In responding to that incident, the Minister for Corrective Services, Shane Rattenbury, said that he was personally appalled and described it as "deeply regrettable and frankly offensive".
The most recent incident is understood to have been provoked by the prisoner being unable to access, or afford, a tobacco allowance.
Detainees unable to access external sources of money through a trust account rely on wages from employment within the prison or an unemployment wage of just $15 per week, according to a recent report by the ACT prisons inspectorate.
ACT and WA prisons are the only systems in Australia which permit smoking by inmates.

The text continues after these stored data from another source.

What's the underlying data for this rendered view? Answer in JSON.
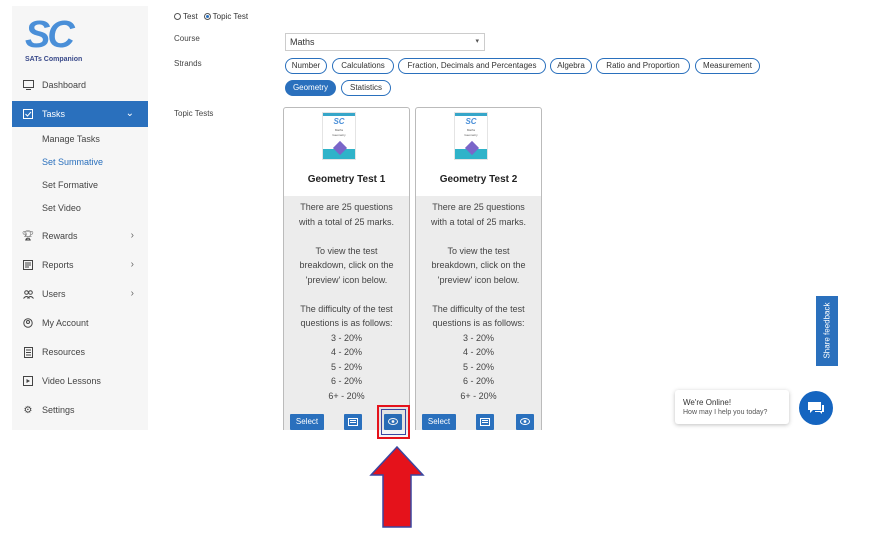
{
  "brand": {
    "logo_letters": "SC",
    "name": "SATs Companion"
  },
  "sidebar": {
    "items": [
      {
        "label": "Dashboard",
        "icon": "monitor-icon"
      },
      {
        "label": "Tasks",
        "icon": "tasks-icon",
        "active": true
      },
      {
        "label": "Rewards",
        "icon": "trophy-icon"
      },
      {
        "label": "Reports",
        "icon": "reports-icon"
      },
      {
        "label": "Users",
        "icon": "users-icon"
      },
      {
        "label": "My Account",
        "icon": "account-icon"
      },
      {
        "label": "Resources",
        "icon": "resources-icon"
      },
      {
        "label": "Video Lessons",
        "icon": "video-icon"
      },
      {
        "label": "Settings",
        "icon": "gear-icon"
      }
    ],
    "tasks_sub": [
      "Manage Tasks",
      "Set Summative",
      "Set Formative",
      "Set Video"
    ],
    "current_sub": "Set Summative"
  },
  "form": {
    "test_type": {
      "options": [
        "Test",
        "Topic Test"
      ],
      "selected": "Topic Test"
    },
    "course": {
      "label": "Course",
      "value": "Maths"
    },
    "strands": {
      "label": "Strands",
      "options": [
        "Number",
        "Calculations",
        "Fraction, Decimals and Percentages",
        "Algebra",
        "Ratio and Proportion",
        "Measurement",
        "Geometry",
        "Statistics"
      ],
      "selected": "Geometry"
    },
    "topic_tests_label": "Topic Tests"
  },
  "cards": [
    {
      "thumb_lines": [
        "Maths",
        "Geometry"
      ],
      "title": "Geometry Test 1",
      "description": "There are 25 questions\nwith a total of 25 marks.\n\nTo view the test\nbreakdown, click on the\n'preview' icon below.\n\nThe difficulty of the test\nquestions is as follows:\n3 - 20%\n4 - 20%\n5 - 20%\n6 - 20%\n6+ - 20%",
      "select_label": "Select"
    },
    {
      "thumb_lines": [
        "Maths",
        "Geometry"
      ],
      "title": "Geometry Test 2",
      "description": "There are 25 questions\nwith a total of 25 marks.\n\nTo view the test\nbreakdown, click on the\n'preview' icon below.\n\nThe difficulty of the test\nquestions is as follows:\n3 - 20%\n4 - 20%\n5 - 20%\n6 - 20%\n6+ - 20%",
      "select_label": "Select"
    }
  ],
  "feedback_tab": "Share feedback",
  "chat": {
    "title": "We're Online!",
    "subtitle": "How may I help you today?"
  },
  "colors": {
    "primary": "#2a70bd",
    "annotation": "#e5121b",
    "chat": "#1565c0"
  }
}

Julie Tongs, the head of the Winnunga Nimmityjah Health Service which provides health support to indigenous inmates at Canberra's prison, said she was advised the patient is now "physically okay" but said this incident would not have happened if the man was in a secure mental health facility, instead of behind bars.
"I'm advised that the key reason why this client won't be transferred [to Dhulwa, the ACT's secure mental health unit] is because of a smoking issue; because the mental health unit is non-smoking," Ms Tongs said.
"This is ridiculous. If this is the key issue then why isn't there a program put in place to help him manage his withdrawal?
"We're dealing here with a very vulnerable person's physical and mental well-being. The ACT has a facility which was set up for this purpose.
"Prison guards are not mental health workers. They shouldn't be put in a situation where they have to manage a person with an acute mental health condition."
However, while acknowledging that cigarette smoking "can be an issue for detainees", Canberra Health Services refuted that a detainee's smoking habit would have a role in their clinical decision making.
Ms Tongs said she had written to the Corrections Minister restating her firm view that this man "should not go back behind bars".
In a response to questions posed by Liberals MLA Giulia Jones, the Minister acknowledged the prisoner had "very complex needs" and his case was receiving attention from a range of specialists, including from NSW.
He said he was being guided by clinical experts on the best outcome in this case and was advised that "there is no clinical indication supporting such an admission [to Dhulwa] at this time".